The Minister was told that massive reforms and huge injections of money were needed; but Abbott’s response, or that of his government, was to float the idea of a Commonwealth takeover and then abandon it, and to actually reduce Commonwealth funding as a proportion of the total. And people died – lots of them. So should Abbott have been sacked? Does he have blood on his hands? Did John Howard fail the people of Australia by failing to dismiss him? Well, yes, if you apply the same logic as Abbott is now seeking to apply to Peter Garrett.
There is no doubt that the insulation plan was something of a shemozzle. It was basically a good idea, but rushing it out on a massive scale as part of the economic stimulus package meant that there was not, and could not be, adequate preparation and supervision. Inevitably the smarties and the shonks clambered on board and there was a lot of rorting and a lot of corners cut that should not have been. But it was hardly Garrett’s responsibility to check every job in person. The laws in every state and territory demand that employers provide a safe workplace for their employees, but Garrett was not the employer; the blame for the faulty installations and for the deaths of the employees goes directly to the installers who ignored established safety standards.
Many of them should not have been in the industry at all, they were blow-ins and fly-by-nighters attracted by the flood of work generated by the government rebate, but again, it is hardly reasonable to blame Garrett, or even his department, for not weeding them out; the industry sets its own standards and, when the law is broken, the states have the task of policing it. In hindsight, it can be said that Garrett might have reacted more quickly when the cracks started to appear; but the people who were truly negligent and incompetent were greedy bastards who sent young men into the ceiling without taking proper precautions or giving them sufficient training.

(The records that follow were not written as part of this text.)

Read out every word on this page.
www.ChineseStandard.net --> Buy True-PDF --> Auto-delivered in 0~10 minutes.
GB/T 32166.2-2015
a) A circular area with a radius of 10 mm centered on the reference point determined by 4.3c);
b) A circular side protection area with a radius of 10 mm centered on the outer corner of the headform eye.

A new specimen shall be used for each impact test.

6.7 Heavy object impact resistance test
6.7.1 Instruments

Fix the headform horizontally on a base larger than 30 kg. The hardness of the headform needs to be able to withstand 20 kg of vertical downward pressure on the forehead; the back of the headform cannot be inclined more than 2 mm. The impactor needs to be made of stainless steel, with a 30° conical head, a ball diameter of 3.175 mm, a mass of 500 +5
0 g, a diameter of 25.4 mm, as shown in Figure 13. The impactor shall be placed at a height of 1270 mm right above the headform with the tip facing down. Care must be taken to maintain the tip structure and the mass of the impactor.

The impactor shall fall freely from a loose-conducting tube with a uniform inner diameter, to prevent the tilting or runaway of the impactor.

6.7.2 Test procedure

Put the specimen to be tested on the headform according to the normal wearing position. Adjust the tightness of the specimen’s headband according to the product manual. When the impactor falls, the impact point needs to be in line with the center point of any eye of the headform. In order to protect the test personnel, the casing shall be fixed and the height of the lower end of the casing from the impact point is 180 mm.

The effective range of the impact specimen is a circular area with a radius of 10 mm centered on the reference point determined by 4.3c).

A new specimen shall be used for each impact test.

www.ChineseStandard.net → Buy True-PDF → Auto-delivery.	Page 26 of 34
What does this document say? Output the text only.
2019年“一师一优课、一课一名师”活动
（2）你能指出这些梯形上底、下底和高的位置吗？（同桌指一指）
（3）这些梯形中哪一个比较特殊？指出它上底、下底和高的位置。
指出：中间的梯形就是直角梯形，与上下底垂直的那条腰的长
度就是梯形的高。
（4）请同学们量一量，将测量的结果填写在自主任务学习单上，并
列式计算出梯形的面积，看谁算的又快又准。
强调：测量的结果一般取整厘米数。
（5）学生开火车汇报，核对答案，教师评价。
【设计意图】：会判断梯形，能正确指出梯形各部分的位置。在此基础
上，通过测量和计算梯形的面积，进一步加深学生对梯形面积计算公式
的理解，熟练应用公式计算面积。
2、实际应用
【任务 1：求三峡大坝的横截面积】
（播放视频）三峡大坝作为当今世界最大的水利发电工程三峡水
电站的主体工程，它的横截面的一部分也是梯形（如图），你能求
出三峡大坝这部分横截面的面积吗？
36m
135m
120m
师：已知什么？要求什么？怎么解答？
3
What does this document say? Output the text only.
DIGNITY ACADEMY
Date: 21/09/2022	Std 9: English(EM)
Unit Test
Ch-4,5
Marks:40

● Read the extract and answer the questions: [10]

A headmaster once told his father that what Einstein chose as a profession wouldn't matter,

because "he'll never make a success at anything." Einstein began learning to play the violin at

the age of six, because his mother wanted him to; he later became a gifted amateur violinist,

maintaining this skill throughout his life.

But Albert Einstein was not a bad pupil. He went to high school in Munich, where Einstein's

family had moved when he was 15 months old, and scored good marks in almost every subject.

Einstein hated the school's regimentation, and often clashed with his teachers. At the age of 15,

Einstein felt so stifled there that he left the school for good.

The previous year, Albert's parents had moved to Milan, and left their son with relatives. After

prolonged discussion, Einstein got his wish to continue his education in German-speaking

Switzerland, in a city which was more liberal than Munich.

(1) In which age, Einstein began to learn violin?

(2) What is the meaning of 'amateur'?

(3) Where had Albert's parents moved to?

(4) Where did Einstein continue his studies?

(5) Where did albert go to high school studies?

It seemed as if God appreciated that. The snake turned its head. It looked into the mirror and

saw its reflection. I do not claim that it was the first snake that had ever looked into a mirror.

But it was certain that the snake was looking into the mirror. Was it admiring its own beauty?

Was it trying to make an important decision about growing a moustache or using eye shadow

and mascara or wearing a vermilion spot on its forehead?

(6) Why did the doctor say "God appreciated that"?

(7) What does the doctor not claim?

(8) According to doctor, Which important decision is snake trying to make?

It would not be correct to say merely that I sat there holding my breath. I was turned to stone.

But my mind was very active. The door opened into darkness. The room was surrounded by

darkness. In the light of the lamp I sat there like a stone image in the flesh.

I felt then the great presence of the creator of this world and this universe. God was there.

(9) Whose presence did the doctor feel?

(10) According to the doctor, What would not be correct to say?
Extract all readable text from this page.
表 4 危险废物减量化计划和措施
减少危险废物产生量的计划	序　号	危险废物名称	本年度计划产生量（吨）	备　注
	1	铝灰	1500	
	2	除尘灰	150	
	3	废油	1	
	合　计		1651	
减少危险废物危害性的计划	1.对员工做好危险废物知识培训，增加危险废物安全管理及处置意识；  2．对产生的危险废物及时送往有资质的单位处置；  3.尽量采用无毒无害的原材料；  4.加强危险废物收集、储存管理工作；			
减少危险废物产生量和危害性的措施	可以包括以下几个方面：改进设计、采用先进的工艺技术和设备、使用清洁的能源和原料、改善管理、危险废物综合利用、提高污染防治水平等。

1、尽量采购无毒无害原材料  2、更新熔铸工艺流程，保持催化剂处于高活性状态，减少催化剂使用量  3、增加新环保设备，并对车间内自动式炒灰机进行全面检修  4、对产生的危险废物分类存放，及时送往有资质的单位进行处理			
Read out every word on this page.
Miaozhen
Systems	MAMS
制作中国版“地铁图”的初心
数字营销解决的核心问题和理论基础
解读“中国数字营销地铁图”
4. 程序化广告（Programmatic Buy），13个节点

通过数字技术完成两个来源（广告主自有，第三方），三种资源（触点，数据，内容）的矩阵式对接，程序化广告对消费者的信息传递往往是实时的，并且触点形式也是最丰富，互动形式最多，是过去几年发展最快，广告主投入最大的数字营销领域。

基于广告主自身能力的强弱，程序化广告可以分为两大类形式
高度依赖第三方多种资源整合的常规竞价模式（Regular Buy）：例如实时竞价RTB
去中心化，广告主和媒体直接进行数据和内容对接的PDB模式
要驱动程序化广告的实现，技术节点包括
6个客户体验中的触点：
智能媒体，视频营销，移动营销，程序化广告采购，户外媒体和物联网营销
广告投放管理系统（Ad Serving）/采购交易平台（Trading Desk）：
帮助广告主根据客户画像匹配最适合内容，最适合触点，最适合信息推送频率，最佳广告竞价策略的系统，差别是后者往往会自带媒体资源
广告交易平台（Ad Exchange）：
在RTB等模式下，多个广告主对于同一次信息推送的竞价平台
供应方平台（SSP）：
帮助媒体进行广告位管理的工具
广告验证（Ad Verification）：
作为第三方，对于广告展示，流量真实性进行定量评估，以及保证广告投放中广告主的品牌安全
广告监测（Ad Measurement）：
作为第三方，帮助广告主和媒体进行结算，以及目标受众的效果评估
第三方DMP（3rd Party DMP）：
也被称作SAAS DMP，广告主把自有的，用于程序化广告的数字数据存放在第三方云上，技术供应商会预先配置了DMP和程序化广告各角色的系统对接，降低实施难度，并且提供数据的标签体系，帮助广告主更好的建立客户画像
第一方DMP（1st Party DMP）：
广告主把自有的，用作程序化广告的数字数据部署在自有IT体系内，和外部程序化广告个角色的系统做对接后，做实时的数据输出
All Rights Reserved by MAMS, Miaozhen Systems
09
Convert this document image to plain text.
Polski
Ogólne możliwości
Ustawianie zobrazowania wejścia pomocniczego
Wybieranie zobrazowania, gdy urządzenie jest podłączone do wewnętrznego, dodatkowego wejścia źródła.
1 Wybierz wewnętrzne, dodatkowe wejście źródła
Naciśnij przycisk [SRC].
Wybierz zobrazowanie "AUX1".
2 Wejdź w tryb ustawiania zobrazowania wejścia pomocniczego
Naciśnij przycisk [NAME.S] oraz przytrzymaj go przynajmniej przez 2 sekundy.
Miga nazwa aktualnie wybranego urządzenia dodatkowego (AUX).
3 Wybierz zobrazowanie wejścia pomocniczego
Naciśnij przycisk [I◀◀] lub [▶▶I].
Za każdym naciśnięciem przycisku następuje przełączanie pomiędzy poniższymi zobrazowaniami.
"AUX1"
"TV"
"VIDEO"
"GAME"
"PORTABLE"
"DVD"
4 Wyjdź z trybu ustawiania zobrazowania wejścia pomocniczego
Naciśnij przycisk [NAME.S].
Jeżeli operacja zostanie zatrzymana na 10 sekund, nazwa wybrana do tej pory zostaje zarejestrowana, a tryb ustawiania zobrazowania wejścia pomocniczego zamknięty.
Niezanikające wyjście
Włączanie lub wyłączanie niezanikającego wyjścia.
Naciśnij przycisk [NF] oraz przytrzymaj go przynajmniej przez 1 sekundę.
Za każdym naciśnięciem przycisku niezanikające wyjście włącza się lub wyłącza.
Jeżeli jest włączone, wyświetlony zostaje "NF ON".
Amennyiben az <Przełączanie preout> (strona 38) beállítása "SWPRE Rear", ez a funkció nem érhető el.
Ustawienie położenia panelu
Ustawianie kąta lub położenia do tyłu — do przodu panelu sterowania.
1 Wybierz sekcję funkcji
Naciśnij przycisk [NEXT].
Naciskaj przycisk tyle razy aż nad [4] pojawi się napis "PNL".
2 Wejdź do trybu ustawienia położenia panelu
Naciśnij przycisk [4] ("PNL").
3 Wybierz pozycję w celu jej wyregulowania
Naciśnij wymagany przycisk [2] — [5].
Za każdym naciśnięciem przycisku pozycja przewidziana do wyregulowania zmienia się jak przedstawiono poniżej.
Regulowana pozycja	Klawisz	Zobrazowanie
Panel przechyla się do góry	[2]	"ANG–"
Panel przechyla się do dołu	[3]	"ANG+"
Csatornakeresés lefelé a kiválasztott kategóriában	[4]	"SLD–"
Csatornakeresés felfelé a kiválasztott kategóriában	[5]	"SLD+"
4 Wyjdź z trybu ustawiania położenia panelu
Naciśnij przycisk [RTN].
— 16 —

For Abbott to blame Garrett is sheer opportunism. And in any case, for a member of John Howard’s last government to invoke the Westminster convention and the doctrine of ministerial responsibility at all is the sheerest hypocrisy.
The first fortnight of the parliamentary session ended as it should have started, with Rudd’s annual report on closing the gap between Indigenous Australians and the rest, and it was grim reading. There has been progress, but it has been pitifully slow and at least some of it seems due to more accurate data-gathering rather than real improvement.
It is still possible that the government will meet its ambitious targets, but with statistics like the one that shows only two new houses have been completed in the Northern Territory in the last two years, quite a few fingers will need to be pulled out. The promise of an extra $90 million for pre- and post-natal health care may help, but the problems seem go deeper than money.
Some Aboriginal leaders think reinstating the Racial Discrimination Act, suspended by John Howard for his Northern Territory intervention, is vital; others argue that the intervention has already been watered down too far. The political debate among indigenous Australians is a good thing in itself, and a sign that they see themselves as part of the wider society.
And there are other reasons to hope the despondency of the Howard years is at last starting to lift. The rugby league at the weekend was an unqualified success. The inspiration came from Preston Campbell, a Kamilaroi man from Tingha who is now the brilliant fullback for the Titans, who had a vision of an Indigenous team to showcase the Aboriginal and Torres Strait Islander stars of the game. An enthusiastic and well-mounted campaign brought the League, the media and the federal government on board, and on Saturday Rudd and several of his ministers were at Skilled Park on the Gold Coast to see Campbell’s Indigenous All Stars win a thriller against the NRL All Stars led by Kangaroos captain Darren Lockyer.
Rudd said it was all about Indigenous pride, and he was right. But all Australians should be proud that we are at last back on track for true reconciliation. There is a lot to do, but at least there is now genuine goodwill and a measure of empathy on both sides of politics. In this area at least we can report genuine progress.
And the most extraordinary news of the week came out of the Federal Court, where the Australian Wheat Board is being sued by a number of its shareholders for failing to disclose the payments it made during what became known as the “wheat for weapons affair.”
For months before the Royal Commission conducted by Terence Cole, AWB officials insisted that they had no idea the money they were paying to a Jordanian Trucking Company was in fact going straight to Iraq, in contravention of United Nations sanctions. But the AWB’s outline of submissions filed in the Federal Court case admits that it knew the fees were to be remitted by Alia to the Iraqi State Company for Water Transport.
In spite of the recommendations of the Cole Commission, none of the AWB officials who appeared before it have ever faced prosecution. Now it appears that a few of them should be hauled back before the court to explain why they should not be charged with perjury, if nothing else.